Thursday, June 26, 2014

Eli Wallach: The Man with the Optical Grin

It took some delicious memories of the most endearingly impish man I've ever known to get me back to this blog.

Eli in 2007, the recipient (with Anne) of the Dutch Treat Club Gold Medal for Lifetime Achievement in the Arts. 

Thirty years ago, I spent seven unholy days and nights in Israel with Eli Wallach and Anne Jackson—a long week making a short film we knew none of us would ever deserve recognition for. 

On Day One, as we entered the Tel Aviv suk [bazaar], Eli dropped back several steps and said to me, in his inimitable heartfelt whine, “I don’t know what I’m doin’ here. Annie played Lou Kaddar, Golda Meir’s sidekick, in “A Woman Called Golda”… they’ll know her!  But no one will know who I am.”

Just then, from their stalls and from behind their counters, the market’s vendors, consecutively laying eyes on him, started leaning forward, cupping their hands… and singing the indelibly haunting theme from “The Magnificent Seven.” As Eli broke into a slow grin:  bumbum/bum/bum… bum/bum/bum/ bum/ bum/ bum....  

On Day Two, a shoot day, Eli, standing alone on a bare outdoor stage, asked me how to say a famous line of Shakespeare—in Hebrew.

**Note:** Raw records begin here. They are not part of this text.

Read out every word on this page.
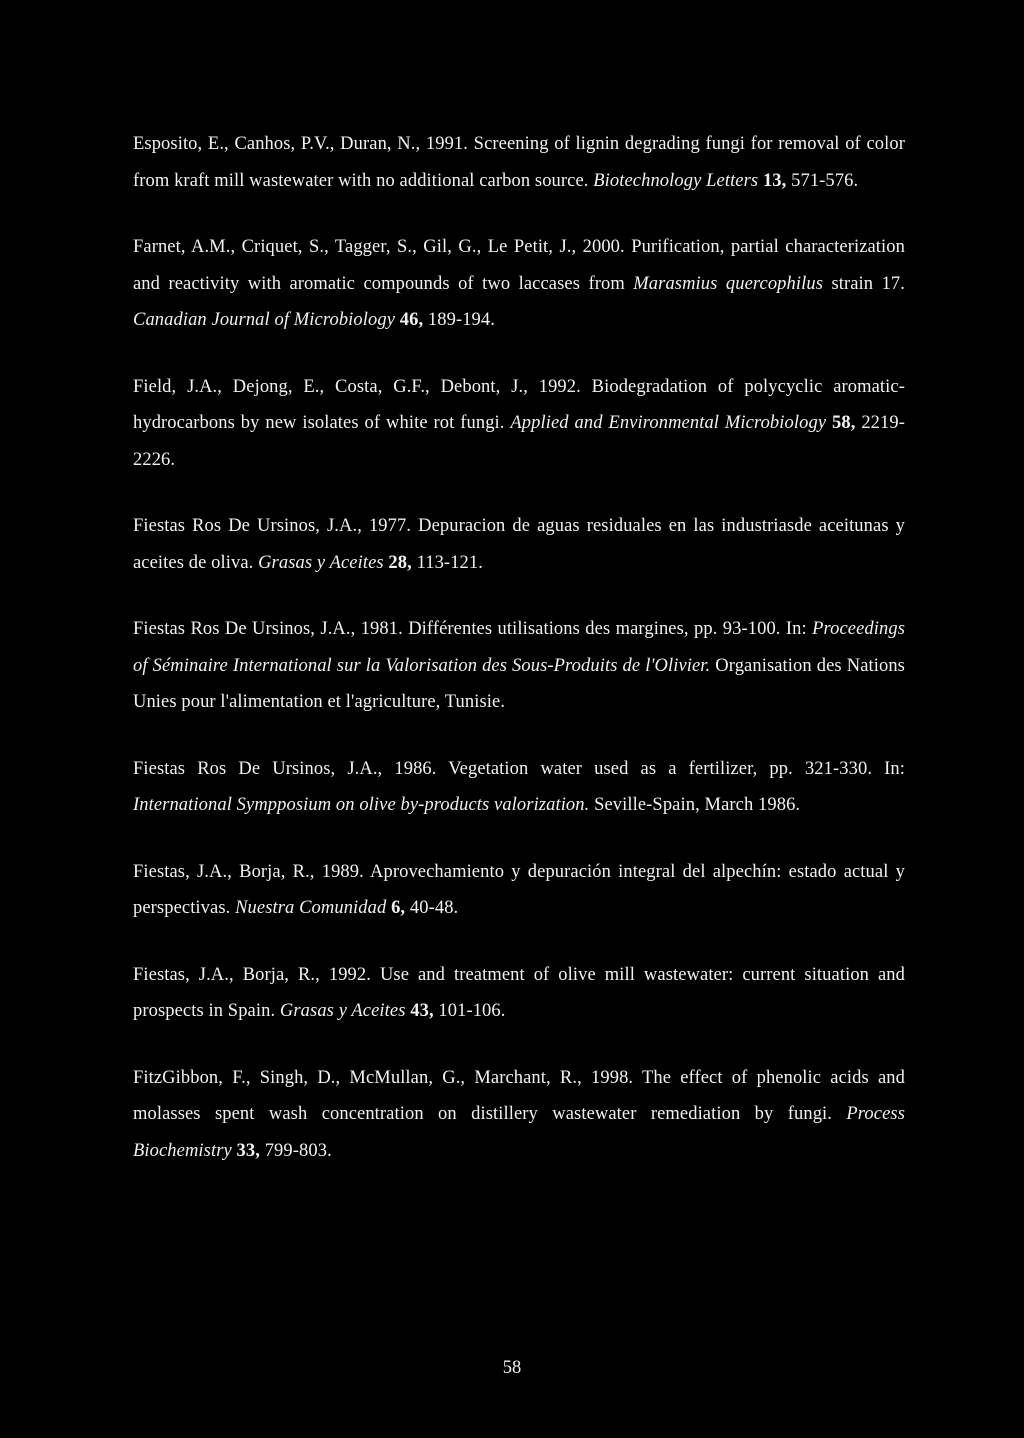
Esposito, E., Canhos, P.V., Duran, N., 1991. Screening of lignin degrading fungi for removal of color from kraft mill wastewater with no additional carbon source. Biotechnology Letters 13, 571-576.

Farnet, A.M., Criquet, S., Tagger, S., Gil, G., Le Petit, J., 2000. Purification, partial characterization and reactivity with aromatic compounds of two laccases from Marasmius quercophilus strain 17. Canadian Journal of Microbiology 46, 189-194.

Field, J.A., Dejong, E., Costa, G.F., Debont, J., 1992. Biodegradation of polycyclic aromatic-hydrocarbons by new isolates of white rot fungi. Applied and Environmental Microbiology 58, 2219-2226.

Fiestas Ros De Ursinos, J.A., 1977. Depuracion de aguas residuales en las industriasde aceitunas y aceites de oliva. Grasas y Aceites 28, 113-121.

Fiestas Ros De Ursinos, J.A., 1981. Différentes utilisations des margines, pp. 93-100. In: Proceedings of Séminaire International sur la Valorisation des Sous-Produits de l'Olivier. Organisation des Nations Unies pour l'alimentation et l'agriculture, Tunisie.

Fiestas Ros De Ursinos, J.A., 1986. Vegetation water used as a fertilizer, pp. 321-330. In: International Sympposium on olive by-products valorization. Seville-Spain, March 1986.

Fiestas, J.A., Borja, R., 1989. Aprovechamiento y depuración integral del alpechín: estado actual y perspectivas. Nuestra Comunidad 6, 40-48.

Fiestas, J.A., Borja, R., 1992. Use and treatment of olive mill wastewater: current situation and prospects in Spain. Grasas y Aceites 43, 101-106.

FitzGibbon, F., Singh, D., McMullan, G., Marchant, R., 1998. The effect of phenolic acids and molasses spent wash concentration on distillery wastewater remediation by fungi. Process Biochemistry 33, 799-803.

58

Cameras rolling, the dazzling Israeli noonday sun for a spotlight, he emoted: “lee-hee-yot o lo lee-hee-yot.”  To be or not to be.  Anne whispered, “Foxy, darling, does he know what he’s doing?” “That,” I failed to assure her, “is the question.”

Eli was mischievous. Anne could be… mercurial. Eli would misbehave, knowing full well his Annie would react. And every time she did, I would see this fleeting, impish, glint—a split second flicker of optical grin—flash in his eyes. Anne had to live with it; all I wanted was one shot of it, one photo.  

It cost me roll upon roll of film as I tried, unfailingly in vain, to capture this, the most classic, of their shenanigans. I fell into a pattern of standing around, camera in hand, trying not to be obvious, but perched at the ready for that glint, that unparalleled optical grin, determined to catch it, trying to anticipate it whenever I saw Eli peer anywhere but into Anne’s reproving eyes. Seeing it coming… and always missing it!  Peer Glynt, I began to call it under my breath in frustration. Click! I missed. There it is again! Click! Missed again. Click! Damn! I must have squandered four rolls of high-speed film on trying to capture Eli’s virtuoso “Peer Glynt.” Just once! I never did. I never wanted that shot as much as I do today.